The Architectural Art of BHC

The Building

In a letter to an architecture magazine writer, BHC Rabbi Morris Lieberman said, “Our temple center, which was originally a private residence, is colonial in style. Our thought was to erect a colonial type Temple so as to maintain a unity of feeling. [Architect Percival] Goodman changed our minds with a simple observation. He pointed out that we had what he called a bad colonial building on the one side, and a bad Tudor apartment house on the other side. ‘If you want to match the prevailing architecture,’ he told us, ‘let me build a Temple that will be half bad Colonial and half bad Tudor. We could find no answer to this argument, followed his advice, and are very happy about it.”

May 14, 1950 marked the groundbreaking for Baltimore Hebrew Congregation’s new building on Park Heights Ave. In November, The Great Thanksgiving Storm—a storm that consistently makes meteorologists’ top 10 lists of all-time greatest storms—hit Baltimore and caused extensive damage to the steel framework that had been put up just the day before. According to longtime BHC executive assistant Rose Greenberg, “The wreckage was indeed a sad sight and the shortage of steel dashed hopes of completion on schedule.. [Ultimately] the loss of time was held to a minimum.”

In 1951, as the congregation was preparing to move from its Madison Ave. building to its new home, just six years after the end of WWII and three years after the State of Israel was founded, BHC Rabbi Morris Lieberman said this:

“[This synagogue] is an affirmation of our faith in our people Israel. In our generation, monstrous tyranny assaulted us and wrought upon us enormous injury. Six million of our brethren were cruelly killed. Great centers of Jewish life were destroyed. The tyrant arrogantly announced that the death blow had finally been dealt our historic people. Yet, out of the very pit of destruction-out of concentration camp and crematorium-there came an answering and resolute rejoinder: "Despite everything, Israel lives."

“This Synagogue symbolizes our confidence in the future of our people. It bespeaks our belief in the imperishability of Jewish life. It is erected for Jewish service in the assurance than down through the years there will be Jewish hearts to enkindle Jewish minds to inform, and Jewish souls to uplift with the principles of our religion and history.”

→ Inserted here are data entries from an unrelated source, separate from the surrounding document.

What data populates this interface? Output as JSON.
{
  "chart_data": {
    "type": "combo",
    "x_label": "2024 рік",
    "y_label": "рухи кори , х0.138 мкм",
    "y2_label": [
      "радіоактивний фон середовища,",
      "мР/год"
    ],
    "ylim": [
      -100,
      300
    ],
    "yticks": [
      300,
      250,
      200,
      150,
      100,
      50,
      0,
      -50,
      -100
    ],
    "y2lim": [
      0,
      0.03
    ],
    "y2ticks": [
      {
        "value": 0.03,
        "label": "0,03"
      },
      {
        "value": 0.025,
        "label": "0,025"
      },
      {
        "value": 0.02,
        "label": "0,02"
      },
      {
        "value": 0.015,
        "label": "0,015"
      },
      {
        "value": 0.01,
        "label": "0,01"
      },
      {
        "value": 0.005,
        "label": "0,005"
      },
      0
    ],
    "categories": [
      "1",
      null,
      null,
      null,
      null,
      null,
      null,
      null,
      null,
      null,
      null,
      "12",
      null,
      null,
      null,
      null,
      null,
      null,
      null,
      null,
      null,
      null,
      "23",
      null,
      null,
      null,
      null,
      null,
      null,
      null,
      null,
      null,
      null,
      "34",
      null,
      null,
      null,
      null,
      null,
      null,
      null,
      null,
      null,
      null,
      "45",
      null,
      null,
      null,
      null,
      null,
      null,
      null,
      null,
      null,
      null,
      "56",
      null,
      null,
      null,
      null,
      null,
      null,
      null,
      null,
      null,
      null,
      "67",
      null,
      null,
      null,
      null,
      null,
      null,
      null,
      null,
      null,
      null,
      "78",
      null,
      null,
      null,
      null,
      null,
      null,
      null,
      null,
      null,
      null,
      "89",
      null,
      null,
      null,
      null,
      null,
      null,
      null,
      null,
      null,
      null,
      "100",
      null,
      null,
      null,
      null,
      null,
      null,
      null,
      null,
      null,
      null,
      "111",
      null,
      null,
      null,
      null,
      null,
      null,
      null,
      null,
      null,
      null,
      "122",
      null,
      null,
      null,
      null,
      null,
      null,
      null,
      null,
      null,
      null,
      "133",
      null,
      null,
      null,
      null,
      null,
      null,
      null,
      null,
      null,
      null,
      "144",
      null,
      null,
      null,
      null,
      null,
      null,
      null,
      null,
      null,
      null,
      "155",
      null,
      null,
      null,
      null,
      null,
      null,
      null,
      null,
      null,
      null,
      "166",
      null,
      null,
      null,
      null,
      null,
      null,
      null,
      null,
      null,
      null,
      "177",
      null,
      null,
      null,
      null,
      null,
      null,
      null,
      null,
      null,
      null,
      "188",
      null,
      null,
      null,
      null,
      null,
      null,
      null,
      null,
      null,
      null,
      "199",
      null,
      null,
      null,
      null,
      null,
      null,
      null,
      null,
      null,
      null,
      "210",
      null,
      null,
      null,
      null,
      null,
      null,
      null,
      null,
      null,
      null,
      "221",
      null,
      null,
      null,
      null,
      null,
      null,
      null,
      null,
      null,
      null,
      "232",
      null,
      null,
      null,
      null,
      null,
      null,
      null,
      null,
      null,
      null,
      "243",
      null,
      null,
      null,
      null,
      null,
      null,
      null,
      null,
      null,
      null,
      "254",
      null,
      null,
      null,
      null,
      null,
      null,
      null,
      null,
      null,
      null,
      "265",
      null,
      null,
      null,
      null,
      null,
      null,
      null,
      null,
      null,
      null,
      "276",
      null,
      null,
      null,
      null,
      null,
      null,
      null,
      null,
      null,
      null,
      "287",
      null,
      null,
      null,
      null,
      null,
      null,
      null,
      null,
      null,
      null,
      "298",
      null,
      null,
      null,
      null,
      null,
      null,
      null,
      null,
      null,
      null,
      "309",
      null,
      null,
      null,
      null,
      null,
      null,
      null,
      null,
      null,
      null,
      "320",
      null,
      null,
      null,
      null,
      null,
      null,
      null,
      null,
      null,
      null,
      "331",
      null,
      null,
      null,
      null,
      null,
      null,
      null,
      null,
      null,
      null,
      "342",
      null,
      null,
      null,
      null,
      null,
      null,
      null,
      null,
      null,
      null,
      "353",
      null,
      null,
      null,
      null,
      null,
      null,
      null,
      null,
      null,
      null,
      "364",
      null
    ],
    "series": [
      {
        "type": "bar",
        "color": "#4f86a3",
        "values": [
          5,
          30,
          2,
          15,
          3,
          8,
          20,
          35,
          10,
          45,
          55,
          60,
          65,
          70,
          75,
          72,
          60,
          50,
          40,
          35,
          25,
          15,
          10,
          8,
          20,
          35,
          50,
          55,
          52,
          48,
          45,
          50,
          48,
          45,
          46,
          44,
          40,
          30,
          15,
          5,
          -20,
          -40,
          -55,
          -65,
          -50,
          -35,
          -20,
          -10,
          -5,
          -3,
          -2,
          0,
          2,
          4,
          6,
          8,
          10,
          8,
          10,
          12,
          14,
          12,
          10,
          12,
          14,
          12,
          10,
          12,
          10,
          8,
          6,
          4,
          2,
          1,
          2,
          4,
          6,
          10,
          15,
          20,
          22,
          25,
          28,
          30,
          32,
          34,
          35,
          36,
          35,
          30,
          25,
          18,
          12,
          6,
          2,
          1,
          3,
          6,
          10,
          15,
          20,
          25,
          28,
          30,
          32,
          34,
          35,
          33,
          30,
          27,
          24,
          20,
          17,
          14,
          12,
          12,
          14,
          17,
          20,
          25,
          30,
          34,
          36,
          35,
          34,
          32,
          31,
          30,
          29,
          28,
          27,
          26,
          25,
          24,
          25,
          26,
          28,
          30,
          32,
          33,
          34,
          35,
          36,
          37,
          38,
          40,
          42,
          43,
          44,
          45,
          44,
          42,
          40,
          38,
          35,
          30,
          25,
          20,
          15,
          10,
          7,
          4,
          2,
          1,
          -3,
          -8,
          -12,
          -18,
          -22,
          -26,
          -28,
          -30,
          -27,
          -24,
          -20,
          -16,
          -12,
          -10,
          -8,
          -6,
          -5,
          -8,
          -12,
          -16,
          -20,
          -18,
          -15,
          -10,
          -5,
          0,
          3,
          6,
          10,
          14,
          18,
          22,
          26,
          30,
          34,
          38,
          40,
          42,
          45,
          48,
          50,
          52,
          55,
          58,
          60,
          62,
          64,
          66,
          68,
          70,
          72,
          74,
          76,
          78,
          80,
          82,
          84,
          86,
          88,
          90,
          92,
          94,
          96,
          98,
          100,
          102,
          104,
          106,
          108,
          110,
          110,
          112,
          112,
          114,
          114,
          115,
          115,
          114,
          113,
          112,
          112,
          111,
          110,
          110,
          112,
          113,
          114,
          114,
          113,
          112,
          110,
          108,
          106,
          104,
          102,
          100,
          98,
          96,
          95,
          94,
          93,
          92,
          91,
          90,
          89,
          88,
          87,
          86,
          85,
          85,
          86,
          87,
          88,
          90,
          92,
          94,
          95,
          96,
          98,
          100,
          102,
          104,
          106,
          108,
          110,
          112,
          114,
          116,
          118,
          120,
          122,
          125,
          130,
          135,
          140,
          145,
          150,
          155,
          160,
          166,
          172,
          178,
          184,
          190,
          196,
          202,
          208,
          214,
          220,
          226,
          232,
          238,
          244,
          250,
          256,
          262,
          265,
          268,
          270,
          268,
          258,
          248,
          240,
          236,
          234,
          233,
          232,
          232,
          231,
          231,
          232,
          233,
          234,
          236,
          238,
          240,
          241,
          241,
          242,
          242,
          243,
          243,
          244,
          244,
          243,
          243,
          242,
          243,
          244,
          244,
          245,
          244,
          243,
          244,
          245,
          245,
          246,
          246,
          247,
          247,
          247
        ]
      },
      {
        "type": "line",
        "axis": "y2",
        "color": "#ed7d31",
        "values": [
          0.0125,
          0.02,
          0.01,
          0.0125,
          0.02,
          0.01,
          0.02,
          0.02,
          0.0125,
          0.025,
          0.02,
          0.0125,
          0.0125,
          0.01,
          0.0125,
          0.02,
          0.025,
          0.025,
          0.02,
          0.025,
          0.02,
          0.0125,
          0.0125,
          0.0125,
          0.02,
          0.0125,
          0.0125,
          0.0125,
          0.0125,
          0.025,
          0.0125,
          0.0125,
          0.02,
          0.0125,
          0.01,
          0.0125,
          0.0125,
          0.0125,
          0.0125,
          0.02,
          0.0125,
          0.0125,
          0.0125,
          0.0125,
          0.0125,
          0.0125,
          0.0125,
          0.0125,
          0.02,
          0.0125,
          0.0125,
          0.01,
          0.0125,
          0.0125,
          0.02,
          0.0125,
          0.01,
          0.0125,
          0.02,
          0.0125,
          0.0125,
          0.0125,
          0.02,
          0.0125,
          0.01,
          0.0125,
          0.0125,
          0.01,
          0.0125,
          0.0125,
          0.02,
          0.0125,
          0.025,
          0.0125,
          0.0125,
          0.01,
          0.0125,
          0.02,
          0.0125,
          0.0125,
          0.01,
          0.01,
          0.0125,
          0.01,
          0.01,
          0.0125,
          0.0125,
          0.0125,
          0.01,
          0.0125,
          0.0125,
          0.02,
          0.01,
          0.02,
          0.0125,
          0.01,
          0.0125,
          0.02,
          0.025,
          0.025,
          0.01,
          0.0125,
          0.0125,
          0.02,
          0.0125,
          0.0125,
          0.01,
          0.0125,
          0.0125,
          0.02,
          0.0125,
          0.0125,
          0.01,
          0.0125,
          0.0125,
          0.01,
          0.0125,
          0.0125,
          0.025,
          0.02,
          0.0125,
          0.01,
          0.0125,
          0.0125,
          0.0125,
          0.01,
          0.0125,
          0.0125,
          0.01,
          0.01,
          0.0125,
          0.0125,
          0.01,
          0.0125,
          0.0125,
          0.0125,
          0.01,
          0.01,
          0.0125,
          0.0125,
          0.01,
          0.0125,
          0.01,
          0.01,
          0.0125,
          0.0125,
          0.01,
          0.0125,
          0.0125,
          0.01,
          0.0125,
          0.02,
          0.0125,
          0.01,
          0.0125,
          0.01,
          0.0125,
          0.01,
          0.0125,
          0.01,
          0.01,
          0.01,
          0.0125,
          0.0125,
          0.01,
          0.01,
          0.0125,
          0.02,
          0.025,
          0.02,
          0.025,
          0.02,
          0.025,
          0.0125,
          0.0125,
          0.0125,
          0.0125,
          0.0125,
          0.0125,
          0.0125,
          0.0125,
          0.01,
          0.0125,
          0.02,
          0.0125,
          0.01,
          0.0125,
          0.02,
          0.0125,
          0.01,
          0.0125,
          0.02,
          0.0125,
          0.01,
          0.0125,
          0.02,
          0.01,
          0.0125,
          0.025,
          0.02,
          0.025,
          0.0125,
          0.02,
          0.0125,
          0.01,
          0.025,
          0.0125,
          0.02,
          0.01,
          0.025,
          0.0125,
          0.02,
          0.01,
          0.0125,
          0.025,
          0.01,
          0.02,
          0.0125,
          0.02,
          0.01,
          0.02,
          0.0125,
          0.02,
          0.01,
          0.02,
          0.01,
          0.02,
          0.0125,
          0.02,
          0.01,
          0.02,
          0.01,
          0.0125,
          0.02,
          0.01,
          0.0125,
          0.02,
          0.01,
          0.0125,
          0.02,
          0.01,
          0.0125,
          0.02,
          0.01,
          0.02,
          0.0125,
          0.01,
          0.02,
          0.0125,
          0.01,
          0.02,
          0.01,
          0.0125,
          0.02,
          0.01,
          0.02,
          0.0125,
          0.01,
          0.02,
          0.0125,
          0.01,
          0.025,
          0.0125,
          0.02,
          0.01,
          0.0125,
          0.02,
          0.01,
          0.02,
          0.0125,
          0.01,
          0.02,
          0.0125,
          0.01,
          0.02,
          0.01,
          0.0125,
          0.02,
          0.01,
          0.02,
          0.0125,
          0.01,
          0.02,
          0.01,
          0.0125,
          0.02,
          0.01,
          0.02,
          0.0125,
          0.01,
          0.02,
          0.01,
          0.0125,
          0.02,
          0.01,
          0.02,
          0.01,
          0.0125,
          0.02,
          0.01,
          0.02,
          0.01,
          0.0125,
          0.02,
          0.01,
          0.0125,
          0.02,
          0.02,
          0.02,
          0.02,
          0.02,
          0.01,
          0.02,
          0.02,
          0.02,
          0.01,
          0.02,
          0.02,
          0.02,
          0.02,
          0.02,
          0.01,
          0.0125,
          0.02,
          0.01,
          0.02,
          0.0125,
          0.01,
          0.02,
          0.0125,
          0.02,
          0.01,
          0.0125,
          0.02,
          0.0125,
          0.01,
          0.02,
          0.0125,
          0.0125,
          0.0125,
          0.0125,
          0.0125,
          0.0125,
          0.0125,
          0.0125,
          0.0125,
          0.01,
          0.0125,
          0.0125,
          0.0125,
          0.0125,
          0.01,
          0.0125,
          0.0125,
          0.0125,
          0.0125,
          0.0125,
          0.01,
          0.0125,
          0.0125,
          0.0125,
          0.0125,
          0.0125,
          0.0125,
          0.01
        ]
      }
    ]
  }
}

On November 9, 1951, BHC held Shabbat services in its new sanctuary. Journalists and architectural critics from across the nation commented on the building’s design as “a triumphant example of overcoming the strong resistance to change, especially prevalent among churches, the proportions of the façade, the combination of grave dignity and bold imagination in the windows…”

 

The Architect

 

photo from by Kimberley J. Elman and Angela Giral, eds.
Percival Goodman: Architect, Planner, Teacher, Painter
(NY: Columbia University, 2001)

 

Percival Goodman (1904-1989) has been called the most prolific synagogue architect in Jewish history, the “leading theorist” of modern synagogue design, having designed more than 50 synagogues between 1948 and 1983. Goodman called himself “an agnostic converted by Hitler” and strongly believed that a new architecture was necessary for post-Holocaust Jews. His goal was to design synagogues that interpreted Jewish tradition in modern ways, and he saw the architect as critical to the process of expressing religious identity in the 20th century. He believed that incorporating representational art into the building’s design was a way to distinguish Reform synagogues from the look of more traditional Orthodox synagogues. Baltimore Hebrew Congregation was one of Goodman’s earliest synagogue commissions.